A stroke, also known as a brain attack, results from diminished blood flow to the brain. The two main types are ischemic and hemorrhagic. Treatment options vary depending on stroke type, severity and location. Immediate medical attention is critical for minimizing temporary or permanent impairments.
• Ischemic strokes
Ischemic strokes are the most common. A reduction in blood flow restricts oxygen delivery to the brain. This usually occurs when fatty plaque buildup in the arteries causes blood clot formation. The clot blocks the artery or dislodges and moves toward the brain.
• Hemorrhagic strokes
Hemorrhagic strokes occur when a vessel in the brain ruptures. Blood accumulation in the surrounding tissues causes increased pressure and cell damage.
The following symptoms appear suddenly:
• Weakness or numbness occurs in the face or limbs on one side of the body.
• One or both eyes experience vision changes.
• An intense headache of unknown origin develops.
• Walking is impaired due to dizziness, imbalance or incoordination.

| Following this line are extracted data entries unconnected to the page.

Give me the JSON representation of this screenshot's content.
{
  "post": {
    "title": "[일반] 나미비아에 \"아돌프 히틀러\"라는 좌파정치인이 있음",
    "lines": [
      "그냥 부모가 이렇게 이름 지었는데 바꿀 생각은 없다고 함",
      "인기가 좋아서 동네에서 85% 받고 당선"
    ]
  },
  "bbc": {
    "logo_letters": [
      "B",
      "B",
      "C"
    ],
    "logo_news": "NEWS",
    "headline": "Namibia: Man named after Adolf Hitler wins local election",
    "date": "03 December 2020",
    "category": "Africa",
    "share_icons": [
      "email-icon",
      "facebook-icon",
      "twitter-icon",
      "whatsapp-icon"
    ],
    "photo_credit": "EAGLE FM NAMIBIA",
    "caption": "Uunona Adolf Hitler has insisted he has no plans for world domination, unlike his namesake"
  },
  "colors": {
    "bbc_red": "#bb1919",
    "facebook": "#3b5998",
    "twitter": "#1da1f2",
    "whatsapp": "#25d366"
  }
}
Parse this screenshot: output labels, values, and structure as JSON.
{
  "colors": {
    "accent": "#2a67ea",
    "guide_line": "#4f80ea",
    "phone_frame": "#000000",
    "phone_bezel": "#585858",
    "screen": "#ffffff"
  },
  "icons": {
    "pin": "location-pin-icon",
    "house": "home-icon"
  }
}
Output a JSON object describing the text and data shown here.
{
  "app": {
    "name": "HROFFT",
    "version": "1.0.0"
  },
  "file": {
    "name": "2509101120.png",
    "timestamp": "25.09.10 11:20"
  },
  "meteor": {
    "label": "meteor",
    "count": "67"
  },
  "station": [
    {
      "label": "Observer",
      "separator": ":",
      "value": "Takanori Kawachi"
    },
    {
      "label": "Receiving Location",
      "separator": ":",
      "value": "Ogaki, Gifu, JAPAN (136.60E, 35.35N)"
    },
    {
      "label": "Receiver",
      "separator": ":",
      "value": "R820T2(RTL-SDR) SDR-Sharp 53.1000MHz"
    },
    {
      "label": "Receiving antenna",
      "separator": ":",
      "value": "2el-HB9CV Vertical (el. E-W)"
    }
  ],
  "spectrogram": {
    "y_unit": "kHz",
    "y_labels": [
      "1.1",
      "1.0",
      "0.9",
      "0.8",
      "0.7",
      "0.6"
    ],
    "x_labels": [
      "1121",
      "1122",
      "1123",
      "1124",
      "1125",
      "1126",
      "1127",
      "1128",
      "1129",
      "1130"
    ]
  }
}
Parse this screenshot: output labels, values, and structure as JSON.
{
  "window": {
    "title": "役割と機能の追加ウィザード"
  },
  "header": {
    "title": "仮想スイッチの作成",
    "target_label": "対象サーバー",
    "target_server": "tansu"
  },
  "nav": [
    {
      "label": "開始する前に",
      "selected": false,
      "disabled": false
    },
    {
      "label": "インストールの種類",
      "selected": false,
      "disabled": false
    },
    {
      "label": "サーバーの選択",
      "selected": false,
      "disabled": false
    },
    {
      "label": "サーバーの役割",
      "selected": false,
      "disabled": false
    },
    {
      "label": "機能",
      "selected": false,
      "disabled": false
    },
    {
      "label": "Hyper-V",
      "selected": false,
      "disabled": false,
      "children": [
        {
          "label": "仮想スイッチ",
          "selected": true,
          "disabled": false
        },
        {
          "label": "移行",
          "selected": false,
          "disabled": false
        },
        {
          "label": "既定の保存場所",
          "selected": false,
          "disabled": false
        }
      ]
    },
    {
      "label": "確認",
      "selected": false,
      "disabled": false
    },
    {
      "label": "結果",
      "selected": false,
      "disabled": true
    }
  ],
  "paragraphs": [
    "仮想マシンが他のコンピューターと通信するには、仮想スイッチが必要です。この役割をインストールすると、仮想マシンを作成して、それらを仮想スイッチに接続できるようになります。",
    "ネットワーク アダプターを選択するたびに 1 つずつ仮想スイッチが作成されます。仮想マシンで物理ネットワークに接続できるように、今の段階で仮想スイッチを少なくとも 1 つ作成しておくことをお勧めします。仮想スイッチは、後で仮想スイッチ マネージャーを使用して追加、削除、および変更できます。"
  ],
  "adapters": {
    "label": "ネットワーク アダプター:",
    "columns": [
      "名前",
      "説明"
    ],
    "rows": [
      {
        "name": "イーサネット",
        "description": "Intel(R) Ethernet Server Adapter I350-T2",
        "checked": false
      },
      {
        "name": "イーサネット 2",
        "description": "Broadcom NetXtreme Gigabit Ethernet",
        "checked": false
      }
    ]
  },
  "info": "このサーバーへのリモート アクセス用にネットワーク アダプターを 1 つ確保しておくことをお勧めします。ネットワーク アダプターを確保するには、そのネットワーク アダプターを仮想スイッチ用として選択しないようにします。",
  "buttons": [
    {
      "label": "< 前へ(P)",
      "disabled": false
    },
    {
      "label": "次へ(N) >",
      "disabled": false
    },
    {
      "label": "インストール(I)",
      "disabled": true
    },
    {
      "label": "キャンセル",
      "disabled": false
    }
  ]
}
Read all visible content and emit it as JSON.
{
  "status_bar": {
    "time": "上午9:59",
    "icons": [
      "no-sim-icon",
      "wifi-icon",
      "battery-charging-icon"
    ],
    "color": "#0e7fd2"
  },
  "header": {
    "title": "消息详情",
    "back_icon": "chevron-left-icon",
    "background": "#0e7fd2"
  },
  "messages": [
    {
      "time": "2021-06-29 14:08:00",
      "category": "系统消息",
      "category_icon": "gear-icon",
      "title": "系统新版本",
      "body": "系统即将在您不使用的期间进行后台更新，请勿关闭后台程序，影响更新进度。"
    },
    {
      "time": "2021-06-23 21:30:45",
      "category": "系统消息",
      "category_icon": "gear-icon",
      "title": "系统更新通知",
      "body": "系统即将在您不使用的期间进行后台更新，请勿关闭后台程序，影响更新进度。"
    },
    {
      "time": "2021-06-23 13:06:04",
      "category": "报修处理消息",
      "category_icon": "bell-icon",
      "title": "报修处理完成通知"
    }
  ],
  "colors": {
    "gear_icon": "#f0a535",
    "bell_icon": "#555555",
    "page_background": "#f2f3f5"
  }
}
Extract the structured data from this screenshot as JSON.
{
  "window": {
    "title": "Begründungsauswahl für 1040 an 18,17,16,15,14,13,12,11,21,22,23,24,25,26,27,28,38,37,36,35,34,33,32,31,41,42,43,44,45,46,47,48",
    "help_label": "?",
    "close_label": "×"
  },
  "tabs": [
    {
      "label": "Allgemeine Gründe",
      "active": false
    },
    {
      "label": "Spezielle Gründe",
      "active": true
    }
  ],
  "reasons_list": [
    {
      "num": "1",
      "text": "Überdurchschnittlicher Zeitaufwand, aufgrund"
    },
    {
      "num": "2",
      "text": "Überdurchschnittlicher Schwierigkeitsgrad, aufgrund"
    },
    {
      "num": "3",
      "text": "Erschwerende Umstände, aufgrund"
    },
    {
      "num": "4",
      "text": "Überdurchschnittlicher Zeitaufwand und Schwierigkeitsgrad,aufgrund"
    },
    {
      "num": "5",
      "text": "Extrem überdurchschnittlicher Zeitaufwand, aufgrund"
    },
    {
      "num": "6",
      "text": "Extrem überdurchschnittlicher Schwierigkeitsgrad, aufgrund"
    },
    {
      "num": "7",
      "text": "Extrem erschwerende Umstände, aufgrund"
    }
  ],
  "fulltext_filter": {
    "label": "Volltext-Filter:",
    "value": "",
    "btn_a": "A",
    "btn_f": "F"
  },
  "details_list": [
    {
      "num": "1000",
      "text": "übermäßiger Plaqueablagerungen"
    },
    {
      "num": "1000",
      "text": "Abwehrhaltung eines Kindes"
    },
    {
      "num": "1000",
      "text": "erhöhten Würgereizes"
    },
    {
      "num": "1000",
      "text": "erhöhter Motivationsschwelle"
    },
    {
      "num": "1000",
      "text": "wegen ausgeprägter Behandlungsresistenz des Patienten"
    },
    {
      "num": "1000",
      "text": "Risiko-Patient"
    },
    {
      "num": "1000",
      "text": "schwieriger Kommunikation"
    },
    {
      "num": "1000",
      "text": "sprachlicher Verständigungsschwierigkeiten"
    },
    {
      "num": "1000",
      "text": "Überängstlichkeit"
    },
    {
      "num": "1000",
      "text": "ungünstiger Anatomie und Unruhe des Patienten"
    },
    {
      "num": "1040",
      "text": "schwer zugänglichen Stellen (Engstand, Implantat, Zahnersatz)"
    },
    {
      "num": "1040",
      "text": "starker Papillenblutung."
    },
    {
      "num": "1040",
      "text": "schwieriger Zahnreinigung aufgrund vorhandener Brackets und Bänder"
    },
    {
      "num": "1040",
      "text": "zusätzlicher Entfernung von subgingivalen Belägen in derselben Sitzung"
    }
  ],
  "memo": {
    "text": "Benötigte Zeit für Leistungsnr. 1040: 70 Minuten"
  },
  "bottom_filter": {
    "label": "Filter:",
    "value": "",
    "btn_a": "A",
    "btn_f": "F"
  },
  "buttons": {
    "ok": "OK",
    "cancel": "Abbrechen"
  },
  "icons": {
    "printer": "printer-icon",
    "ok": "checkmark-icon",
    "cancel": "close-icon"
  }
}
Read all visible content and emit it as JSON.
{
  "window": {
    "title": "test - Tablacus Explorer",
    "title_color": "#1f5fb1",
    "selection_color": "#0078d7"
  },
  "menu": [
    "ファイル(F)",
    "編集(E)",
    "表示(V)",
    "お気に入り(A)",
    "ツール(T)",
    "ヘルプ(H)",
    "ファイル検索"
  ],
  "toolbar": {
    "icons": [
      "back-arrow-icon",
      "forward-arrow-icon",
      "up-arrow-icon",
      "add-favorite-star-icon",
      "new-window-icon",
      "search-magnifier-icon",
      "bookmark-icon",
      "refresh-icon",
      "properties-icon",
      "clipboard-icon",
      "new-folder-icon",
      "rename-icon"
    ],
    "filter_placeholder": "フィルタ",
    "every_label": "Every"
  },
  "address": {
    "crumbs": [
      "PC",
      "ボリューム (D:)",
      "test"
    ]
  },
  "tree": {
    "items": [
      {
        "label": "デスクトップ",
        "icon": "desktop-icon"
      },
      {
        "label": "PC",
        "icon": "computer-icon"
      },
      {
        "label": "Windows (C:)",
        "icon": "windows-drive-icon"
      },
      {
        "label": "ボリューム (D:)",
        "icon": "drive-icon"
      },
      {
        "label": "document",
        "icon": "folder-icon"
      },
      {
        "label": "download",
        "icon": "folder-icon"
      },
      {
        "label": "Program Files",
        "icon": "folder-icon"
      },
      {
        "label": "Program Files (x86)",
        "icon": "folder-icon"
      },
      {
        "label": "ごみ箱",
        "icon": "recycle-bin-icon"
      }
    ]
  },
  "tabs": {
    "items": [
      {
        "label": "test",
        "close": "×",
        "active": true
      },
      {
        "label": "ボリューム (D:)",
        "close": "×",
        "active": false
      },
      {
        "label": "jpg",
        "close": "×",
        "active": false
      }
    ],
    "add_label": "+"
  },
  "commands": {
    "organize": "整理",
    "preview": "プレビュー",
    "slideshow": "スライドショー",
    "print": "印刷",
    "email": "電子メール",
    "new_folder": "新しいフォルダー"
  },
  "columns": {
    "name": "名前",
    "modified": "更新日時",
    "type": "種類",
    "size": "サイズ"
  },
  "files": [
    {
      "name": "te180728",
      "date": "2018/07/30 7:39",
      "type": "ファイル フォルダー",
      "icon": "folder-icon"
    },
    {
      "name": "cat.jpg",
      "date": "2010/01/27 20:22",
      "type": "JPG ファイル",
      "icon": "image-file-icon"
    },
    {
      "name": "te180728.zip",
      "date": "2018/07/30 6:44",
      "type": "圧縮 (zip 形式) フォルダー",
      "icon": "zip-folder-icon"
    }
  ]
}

• Speech and comprehension difficulties arise.
• High blood pressure
High blood pressure is often considered the most preventable risk factor. Smoking and obesity are among its many causes and can significantly increase stroke risk.
• Heart disease
A defective heart valve or abnormal heartbeat can lead to blood clot formation and reduced blood flow. Other pre-existing heart conditions, including heart enlargement and coronary artery disease (CAD), have similar effects.
• High cholesterol
Poor diet and inactivity can elevate cholesterol levels. This leads to plaque buildup in the arteries that can limit blood flow, thus raising stroke risk.
• Prior stroke history and heredity
A personal or family history of stroke increases the likelihood of stroke occurrence.
African-Americans are at a higher risk of stroke compared to other races.
Medication may be administered to dissolve clots and improve blood flow following an ischemic stroke. A hemorrhagic stroke often requires medication to control bleeding. If given in a timely manner, these drugs can help reduce cell damage.
Angioplasty requires insertion of a catheter into the brain and implantation of a stent. This opens blocked vessels and prevents artery narrowing.
• Carotid endarterectomy
Carotid endarterectomy involves removal of plaque and blood clots from the carotid arteries in the neck. This can enhance blood flow and prevent subsequent strokes.
• Surgical clipping
Clamping the base of an aneurysm with a metal clip can prohibit blood flow to the area. It can also prevent aneurysm ruptures.